Detailliert untersucht S. die Schrift Contra Noetum des Hippolyt, die freilich von einem östlichen Theologen Hippolyt, nicht dem bekannten römischen Gegenbischof, stammen soll (73). Die Echtheit dieser Schrift ist angezweifelt worden, S. steht aber den Vertretern der Echtheit näher. Die Schrift Contra Noetum "wurde auf die Wende vom zweiten zum dritten Jahrhundert" datiert (77), also deutlich vor Tertullians Schrift gegen Praxeas. S. formuliert vorsichtig: "Vorausgesetzt, daß die Argumente zugunsten der Echtheit von Contra Noetum akzeptiert werden, Tertullian also von Noet abhängt und nicht umgekehrt, kommt dem Afrikaner nicht mehr der besondere Ehrentitel zu, als erster die kirchliche Trinitätslehre in aller Form und Ausdrücklichkeit gegen ihre Leugner verteidigt zu haben". Dann hätte Hippolyt - "wen immer man sich genauer unter diesem Autor vorzustellen hat" - jedenfalls Tertullian diesen Rang abgelaufen. "Es bliebe für Tertullian jedoch der Ruhm, diese Verteidigung der Trinitätslehre durch Hippolyt in vielfacher Hinsicht verbessert zu haben" (77).

Kapitel VI bringt die Wirkungsgeschichte.

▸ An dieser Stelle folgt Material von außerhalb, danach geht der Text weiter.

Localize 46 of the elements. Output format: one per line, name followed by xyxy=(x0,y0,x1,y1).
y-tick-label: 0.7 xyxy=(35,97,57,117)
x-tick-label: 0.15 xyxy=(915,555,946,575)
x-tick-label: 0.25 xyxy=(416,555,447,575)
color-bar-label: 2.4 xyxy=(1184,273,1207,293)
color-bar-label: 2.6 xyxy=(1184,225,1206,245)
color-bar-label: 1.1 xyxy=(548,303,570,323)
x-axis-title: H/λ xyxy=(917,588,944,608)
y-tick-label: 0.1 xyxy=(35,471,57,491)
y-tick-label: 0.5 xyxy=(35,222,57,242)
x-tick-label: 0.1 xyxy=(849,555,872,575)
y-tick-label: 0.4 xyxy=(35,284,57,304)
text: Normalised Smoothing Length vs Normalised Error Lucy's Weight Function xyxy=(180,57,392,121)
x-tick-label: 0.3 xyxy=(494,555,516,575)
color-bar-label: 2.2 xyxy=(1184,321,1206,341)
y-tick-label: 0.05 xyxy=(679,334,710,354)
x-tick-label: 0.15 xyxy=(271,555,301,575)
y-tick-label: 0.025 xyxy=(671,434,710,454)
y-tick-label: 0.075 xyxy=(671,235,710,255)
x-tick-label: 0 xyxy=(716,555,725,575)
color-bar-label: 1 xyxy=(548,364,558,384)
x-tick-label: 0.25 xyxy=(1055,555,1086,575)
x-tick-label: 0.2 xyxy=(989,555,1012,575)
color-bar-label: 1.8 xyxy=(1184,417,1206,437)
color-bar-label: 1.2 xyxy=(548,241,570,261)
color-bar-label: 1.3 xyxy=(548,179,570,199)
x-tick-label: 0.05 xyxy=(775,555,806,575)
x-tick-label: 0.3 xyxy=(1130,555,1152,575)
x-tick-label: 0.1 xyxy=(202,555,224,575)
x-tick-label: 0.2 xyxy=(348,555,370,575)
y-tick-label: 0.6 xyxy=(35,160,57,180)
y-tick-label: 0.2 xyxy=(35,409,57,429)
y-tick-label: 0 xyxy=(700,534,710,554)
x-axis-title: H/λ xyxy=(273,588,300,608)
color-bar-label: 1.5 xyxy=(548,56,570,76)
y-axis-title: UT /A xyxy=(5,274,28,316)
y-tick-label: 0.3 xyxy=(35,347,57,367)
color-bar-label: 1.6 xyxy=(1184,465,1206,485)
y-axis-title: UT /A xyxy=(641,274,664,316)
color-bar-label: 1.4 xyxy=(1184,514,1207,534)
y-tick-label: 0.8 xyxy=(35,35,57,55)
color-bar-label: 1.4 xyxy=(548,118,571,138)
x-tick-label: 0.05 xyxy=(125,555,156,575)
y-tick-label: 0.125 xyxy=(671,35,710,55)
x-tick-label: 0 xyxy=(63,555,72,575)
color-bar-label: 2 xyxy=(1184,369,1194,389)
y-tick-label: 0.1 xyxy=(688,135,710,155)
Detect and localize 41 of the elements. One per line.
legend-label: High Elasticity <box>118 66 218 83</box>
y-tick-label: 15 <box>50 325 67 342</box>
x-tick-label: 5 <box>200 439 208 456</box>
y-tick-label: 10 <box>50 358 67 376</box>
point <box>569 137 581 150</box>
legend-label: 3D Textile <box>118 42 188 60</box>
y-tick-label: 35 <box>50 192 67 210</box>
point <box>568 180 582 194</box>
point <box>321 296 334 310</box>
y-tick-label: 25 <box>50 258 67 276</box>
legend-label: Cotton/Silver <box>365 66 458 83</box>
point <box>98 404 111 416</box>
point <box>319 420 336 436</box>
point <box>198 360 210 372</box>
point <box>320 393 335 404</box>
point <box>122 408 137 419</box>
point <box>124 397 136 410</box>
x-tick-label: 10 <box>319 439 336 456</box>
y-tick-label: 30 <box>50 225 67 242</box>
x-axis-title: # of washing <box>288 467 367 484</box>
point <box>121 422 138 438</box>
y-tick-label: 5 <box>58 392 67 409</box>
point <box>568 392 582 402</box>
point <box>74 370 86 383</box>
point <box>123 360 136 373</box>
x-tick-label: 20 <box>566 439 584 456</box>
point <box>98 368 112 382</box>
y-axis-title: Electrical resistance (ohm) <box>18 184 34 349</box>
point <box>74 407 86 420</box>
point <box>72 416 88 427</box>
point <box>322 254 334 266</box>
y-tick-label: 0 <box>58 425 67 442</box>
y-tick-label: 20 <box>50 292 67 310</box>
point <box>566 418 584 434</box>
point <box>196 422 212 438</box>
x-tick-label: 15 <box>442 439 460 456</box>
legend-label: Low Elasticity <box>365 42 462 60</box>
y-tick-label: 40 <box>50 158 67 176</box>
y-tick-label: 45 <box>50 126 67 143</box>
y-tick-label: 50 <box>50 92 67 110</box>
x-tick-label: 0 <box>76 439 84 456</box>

Die Schrift Adversus Praxean wurde wahrscheinlich von Novatian benutzt, der den Namen Tertullian jedoch nicht nennt. Laktanz und Euseb nennen Tertullian positiv, Hilarius von Poitiers und Augustin äußern Bedenken gegen ihn. Vinzenz von Lerinum sagt über Tertullian, "einen gelehrteren Mann als ihn finde man nicht, er sei in allen Wissensgebieten gleich beschlagen und mit einer ungewöhnlichen Gabe der Sprache ausgestattet gewesen, aber zuletzt sei er zu einer Versuchung in der Kirche geworden" (81). Das Decretum Gelasianum setzte alle Schriften Tertullians auf die Liste verbotener Bücher, aber man hielt sich nicht daran. Für einen Einfluss der Schrift gegen Praxeas finden sich freilich nur Spuren (81-84). Umstritten ist der Einfluss Tertullians auf die Konzilsbeschlüsse von Nizäa und Chalkedon. S. urteilt, eine direkte Urheberschaft Tertullians für die Konzilstexte sei ausgeschlossen, doch sei "ein gewisser Einfluß" möglich, dem er im Detail näher nachgeht (89-91). Zur Wirkungsgeschichte zählen "auch die Handschriften und Drucke, die sie tradieren" (91). In der ältesten Handschrift mit Arbeiten Tertullians, dem Codex Agobardinus aus dem 9. Jh., fehlt die Schrift Adversus Praxean. Für eine Edition dieser Schrift muss man sich auf zwei Manuskripte aus dem 11. Jh. stützen, doch konnte Beatus Rhenanus bei der 1521 in Basel gedruckten Erstausgabe noch Manuskripte heranziehen, die heute als verloren gelten (92). Grundlegend war die Edition von Adversus Praxean in der Wiener Kirchenväterausgabe 1906 von Emil Kroymann, dem man freilich bei aller Anerkennung seiner Leistung "ein Übermaß an willkürlichen Streichungen, unnötigen Korrekturen und kaum einleuchtenden Konjekturen" vorwarf (94). Die Ausgabe von Adversus Praxean im Corpus Christianorum 1954 folgte einem konservativeren Text des Engländers Ernest Evans von 1948. S. folgt der neuesten Edition von Guiseppe Scarpat in der Reihe Corona Patrum (Turin 1986).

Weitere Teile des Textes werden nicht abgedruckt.